Conclusions d’investissement
- De plus, les liquidités moindres, les pressions sur les paramètres fondamentaux et les tensions géopolitiques entraîneront beaucoup de difficultés à court et à moyen terme. La hausse rapide des taux d’intérêt aux États-Unis a donné lieu à des défauts de paiement, à des crises bancaires dans certaines régions et au durcissement des règles d’octroi de prêts. Quant à l’Europe, elle est aux prises avec une crise énergétique et un contexte incertain en raison de la guerre en Ukraine. En Asie-Pacifique, ce sont les tensions géopolitiques qui jouent les trouble-fête. Des prêts immobiliers totalisant quelque 2,4 billions de dollars mondialementFootnote1 viendront à échéance au cours des prochaines années, ce qui forcera une prise de conscience.
- Nous favorisons le montage de nouveaux prêts et l’acquisition de prêts existants, y compris des prêts de transition. Nous croyons que les investisseurs devront adopter une approche globale pour les placements en titres de créance, mais que celle-ci devra être plus ciblée et approfondie pour les placements en capitaux propres. Les investisseurs devraient à notre avis se concentrer sur les placements tactiques et à forte conviction dans des actifs en difficulté et à prix fortement réduit d’émetteurs qui éprouvent des problèmes de liquidité immédiats. Dans l’ensemble, nous privilégions une combinaison d’actifs d’émetteurs en difficulté cyclique et de propriétés qui tirent parti des thèmes séculaires.
- Par ailleurs, le crédit privé et les situations particulières se multiplieront. Les secteurs bancaires en difficulté permettent à d’autres prêteurs de soutirer des parts de marché. Nous voyons aussi des occasions dans les prêts immobiliers commerciaux, la vente de portefeuilles de prêts, les prêts non productifs et le capital de renflouement. Les investisseurs pourraient tirer parti des actifs de grande qualité présentant de faibles rapports prêt-valeur et des écarts intéressants, tandis que les TACHC, qui n’ont pas très bonne réputation, pourraient offrir de meilleurs rendements à un escompte potentiellement important.
- La volatilité offrira des occasions d’accéder à des placements axés sur la valeur relative au sein des marchés des capitaux propres et des titres de créance, tant privés que publics. Les plateformes mondiales sont bien positionnées pour réaliser des opérations tactiques et exploiter les divergences de prix entre les marchés privés et publics.
- Les opportunités les plus intéressantes se trouvent dans l’immobilier résidentiel, la logistique et les centres de données aux États-Unis, en Europe et en Asie-Pacifique. Toutefois, ces secteurs évolueront différemment selon les régions.

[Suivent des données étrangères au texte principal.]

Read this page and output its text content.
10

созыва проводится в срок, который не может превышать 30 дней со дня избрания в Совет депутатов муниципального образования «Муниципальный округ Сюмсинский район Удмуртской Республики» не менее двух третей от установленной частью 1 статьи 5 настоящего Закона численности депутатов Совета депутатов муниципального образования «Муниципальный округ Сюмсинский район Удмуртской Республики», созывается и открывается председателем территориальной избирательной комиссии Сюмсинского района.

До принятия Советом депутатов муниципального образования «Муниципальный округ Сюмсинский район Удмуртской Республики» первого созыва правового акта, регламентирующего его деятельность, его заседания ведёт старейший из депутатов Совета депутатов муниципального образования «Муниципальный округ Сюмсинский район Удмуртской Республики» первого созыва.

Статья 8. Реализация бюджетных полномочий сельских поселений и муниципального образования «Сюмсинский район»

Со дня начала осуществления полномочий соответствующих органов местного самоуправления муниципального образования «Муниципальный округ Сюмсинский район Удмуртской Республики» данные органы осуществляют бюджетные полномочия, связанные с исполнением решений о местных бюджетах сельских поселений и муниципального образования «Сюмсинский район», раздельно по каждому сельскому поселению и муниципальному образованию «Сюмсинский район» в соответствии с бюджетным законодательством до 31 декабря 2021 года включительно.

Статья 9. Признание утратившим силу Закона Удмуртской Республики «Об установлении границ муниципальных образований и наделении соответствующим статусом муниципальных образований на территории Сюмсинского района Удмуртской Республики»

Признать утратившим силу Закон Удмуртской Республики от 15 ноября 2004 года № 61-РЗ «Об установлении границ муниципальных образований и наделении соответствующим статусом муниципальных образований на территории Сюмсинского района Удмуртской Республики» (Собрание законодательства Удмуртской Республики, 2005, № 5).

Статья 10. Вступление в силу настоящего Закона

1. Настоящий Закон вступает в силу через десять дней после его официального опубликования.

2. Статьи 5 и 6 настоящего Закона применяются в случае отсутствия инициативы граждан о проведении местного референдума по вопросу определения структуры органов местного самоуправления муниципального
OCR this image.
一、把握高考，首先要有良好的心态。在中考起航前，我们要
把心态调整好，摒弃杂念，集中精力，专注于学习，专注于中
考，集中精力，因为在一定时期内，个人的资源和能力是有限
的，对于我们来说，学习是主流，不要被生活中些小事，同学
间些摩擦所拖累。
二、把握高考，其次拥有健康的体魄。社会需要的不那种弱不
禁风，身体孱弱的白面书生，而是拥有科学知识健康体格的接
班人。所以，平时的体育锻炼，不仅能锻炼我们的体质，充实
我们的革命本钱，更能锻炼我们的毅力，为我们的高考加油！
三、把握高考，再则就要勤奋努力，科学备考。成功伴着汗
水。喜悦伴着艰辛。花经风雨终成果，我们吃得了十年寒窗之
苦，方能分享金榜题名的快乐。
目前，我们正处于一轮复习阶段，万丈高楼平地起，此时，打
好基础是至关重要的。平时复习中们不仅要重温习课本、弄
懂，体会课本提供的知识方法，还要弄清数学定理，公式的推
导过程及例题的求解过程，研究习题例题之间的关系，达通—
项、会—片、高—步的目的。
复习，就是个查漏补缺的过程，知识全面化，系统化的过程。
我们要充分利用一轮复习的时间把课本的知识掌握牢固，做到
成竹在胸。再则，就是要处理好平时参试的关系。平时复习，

Le contexte macroéconomique difficile dans lequel nous nous trouvons actuellement exige de la polyvalence, de la patience et une perspective à long terme. À notre avis, les investisseurs devraient se tourner vers les immenses possibilités du crédit immobilier à court terme, tout en demeurant patients du côté des placements en capitaux propres. Enfin, nous recommandons aux investisseurs à long terme d’adopter, pour les capitaux propres, des stratégies axées sur les actifs qui tireront profit des tendances séculaires, notamment la démographie, la numérisation et la décarbonisation, car elles seront porteuses de valeur.